I’m writing this post to share a new approach I’ve been working with personally to realize the aim of catalyzing self-growth through meditative practice. This particular method has helped me get to know myself better with a more compassionate and clear understanding of my past and is helping me to adopt a more trusting, optimistic lens as I vision toward the future.
What’s involved, you ask? It’s a two step process.
STEP ONE. Develop a regular practice of journal writing. Minimize distractions while journalling. Use a pen on paper rather than a computer. Don’t go back and edit. Write without censorship. Bestow yourself the gift of creative freedom. Grammar is unimportant here. You can speak from multiple perspectives. You can play your own devil’s advocate. You can address people; whether rehearsing for real-life encounters or, just for the fun of it. Try to push for a minimum of three, uninterrupted pages. Let your thoughts skip around. Go on extravagant tangents. Make a note if you need to remember to get back to something. Linear navigation is not required. Explore your dreams; articulate the details. Make space for your emotions. They can live out loud here, on the page, in their purest rage without insulting or affecting anyone. This is a safe place for healthy expression. Not to mention that getting our material out, languaging it in the world, it’s a liberating practice. It frees us from holding onto all of that excess vibrational matter that our thoughts and emotions can generate when unexpressed.
Once your inner-world has been documented, it is preserved. You can relax. Your preservation has been assured. Your thoughts can maintain their potential without any additional effort required by you or from you. Phew. You can revisit material when and if it’s useful without having to hold onto it’s full weight all of the time. You can throw the heavier things away; banishing them from inhabiting your internal space altogether; a ritual cleansing. Remember, there’s no judgment here. At the beginning, you might find yourself writing nonsense just to begin to flex the muscle of stream-of-consciousness writing. It may take effortful practice to prevent yourself from revising yourself. Stick with it if this is the case for you. Once you master the fundamental technique, the thought-stream will begin to flow easefully through you, you will feel connected to yourself, no longer outside of yourself observing, but embodying a direct expression of your essential being nature.
STEP TWO. Whenever inspired, or in need of guidance, revisit your journal entries with a highlighter or a different colored pen. Re-reading your own words can be a powerful learning tool. Underline the sentences that land with resonance. Circle themes. Bring the undertow up to the surface for inspection. Write down new reflections. With a little bit of distance from the immediate experience that was documented, by us, in our own words on the page, we can often recognize powerful insights that we may have missed in their initial expression/active feeling stage.

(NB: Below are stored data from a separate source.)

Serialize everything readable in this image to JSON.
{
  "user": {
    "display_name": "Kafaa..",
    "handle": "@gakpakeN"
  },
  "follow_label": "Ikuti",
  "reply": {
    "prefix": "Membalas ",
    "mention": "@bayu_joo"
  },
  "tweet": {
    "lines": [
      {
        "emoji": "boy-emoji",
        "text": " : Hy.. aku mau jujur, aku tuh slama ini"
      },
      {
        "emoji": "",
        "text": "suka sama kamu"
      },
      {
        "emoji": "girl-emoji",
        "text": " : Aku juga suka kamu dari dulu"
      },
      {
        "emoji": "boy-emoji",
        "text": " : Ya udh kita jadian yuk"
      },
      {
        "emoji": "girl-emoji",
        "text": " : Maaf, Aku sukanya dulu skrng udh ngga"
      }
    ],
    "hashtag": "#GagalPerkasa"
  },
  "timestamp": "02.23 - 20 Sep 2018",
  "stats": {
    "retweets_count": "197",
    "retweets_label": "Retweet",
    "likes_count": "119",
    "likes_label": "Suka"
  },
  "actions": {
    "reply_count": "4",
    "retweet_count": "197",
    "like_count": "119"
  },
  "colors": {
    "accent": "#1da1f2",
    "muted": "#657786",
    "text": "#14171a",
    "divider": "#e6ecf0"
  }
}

When I go through my old writing; I often discover beautiful, self-composed mantras to live by from the pages. I notice that my emotional experience was often suggesting incredibly useful perspective on whatever I was living through at the moment of writing. I can see the arc of my process over time and feel gratitude for all of the small accomplishments I made that brought me to where I am presently. In addition to facilitating getting to know myself more intimately and from more angles, this practice has helped me to more proactively integrate the learnings I gather over time into conscious, every-day actions and behavior.
In the end, I believe that this practice has had an enormous impact on my capacity to manifest many self-directed goals over the past year. If you put it down in writing, it is much more likely to happen. This is true of events we hope will take place just as much as it’s true for our capacity to grow out of patterns and behaviors that are inhibiting us from reaching our fullest potential. Writing regularly can also help us stay centered. From the center, more perspective on every moment that passes by is more readily available, and with all of that perspective gained, more flexibility and possibility emerge and therefore, more opportunities can arise.
In closing, I’d like to thank Karyn Kay (1949–2012) for encouraging my own and countless NYC teenagers’ journalling habits. You are dearly missed.